On 21 April 1946, Cardinal Piazza gave his approval for the community of the Daughters of the Church to become a diocesan congregation (which received papal approval on 21 December 1949) and asked Pope Pius XII that Maria Oliva be released from her vow to remain a Canossian forever, to allow her to join the congregation she had founded. The Pope accepted.
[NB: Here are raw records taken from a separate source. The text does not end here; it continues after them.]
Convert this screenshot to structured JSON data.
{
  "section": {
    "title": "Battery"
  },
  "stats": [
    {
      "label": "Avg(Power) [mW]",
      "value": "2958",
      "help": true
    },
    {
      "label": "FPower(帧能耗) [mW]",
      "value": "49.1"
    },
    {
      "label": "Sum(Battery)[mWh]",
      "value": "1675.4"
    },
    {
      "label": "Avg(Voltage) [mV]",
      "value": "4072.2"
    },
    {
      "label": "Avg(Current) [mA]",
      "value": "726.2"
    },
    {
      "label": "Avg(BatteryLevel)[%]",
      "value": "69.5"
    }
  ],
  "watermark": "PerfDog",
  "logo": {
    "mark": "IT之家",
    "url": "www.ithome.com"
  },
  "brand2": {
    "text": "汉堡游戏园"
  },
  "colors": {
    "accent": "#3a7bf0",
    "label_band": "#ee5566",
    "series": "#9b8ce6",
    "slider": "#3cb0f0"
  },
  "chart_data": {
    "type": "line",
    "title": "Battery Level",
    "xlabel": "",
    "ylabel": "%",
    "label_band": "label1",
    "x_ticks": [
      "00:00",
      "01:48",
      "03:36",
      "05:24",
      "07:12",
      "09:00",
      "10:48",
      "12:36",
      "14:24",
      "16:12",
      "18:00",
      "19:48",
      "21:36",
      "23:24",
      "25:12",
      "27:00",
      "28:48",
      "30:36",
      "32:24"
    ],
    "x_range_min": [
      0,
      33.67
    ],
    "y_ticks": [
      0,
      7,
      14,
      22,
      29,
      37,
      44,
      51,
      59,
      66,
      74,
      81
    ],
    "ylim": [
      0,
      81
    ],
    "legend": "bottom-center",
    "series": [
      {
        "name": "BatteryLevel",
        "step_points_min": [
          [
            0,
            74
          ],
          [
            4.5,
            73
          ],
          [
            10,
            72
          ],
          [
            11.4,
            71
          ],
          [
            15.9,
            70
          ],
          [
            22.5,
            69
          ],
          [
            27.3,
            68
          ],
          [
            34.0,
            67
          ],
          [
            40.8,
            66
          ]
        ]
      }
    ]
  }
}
On 2 August 1946, in the church of Saint Maurice in Venice, Maria Oliva made her perpetual profession with 46 sisters within the congregation of the Daughters of the Church. She chose the name "Maria Oliva Bonaldo of the Mystical Body." She was elected Superior General of the congregation, a position she would hold until her death. Maria Oliva was called upon to serve as spiritual director. Among the people she followed were Igino Giordani and Giorgio La Pira, declared venerable by the Catholic Church.

==Death==
On 7 July 1976, Maria Oliva suffered a stroke and died on 10 July. Her body rests in the chapel of the mother house of the Daughters of the Church in Rome.

==Beatification process ==
On 17 June 1987, Cardinal Ugo Poletti opened the cause for the beatification of Maria Oliva Bonaldo of the Mystical Body. On 9 December 2013, Pope Francis recognized her heroic virtue and declared her venerable.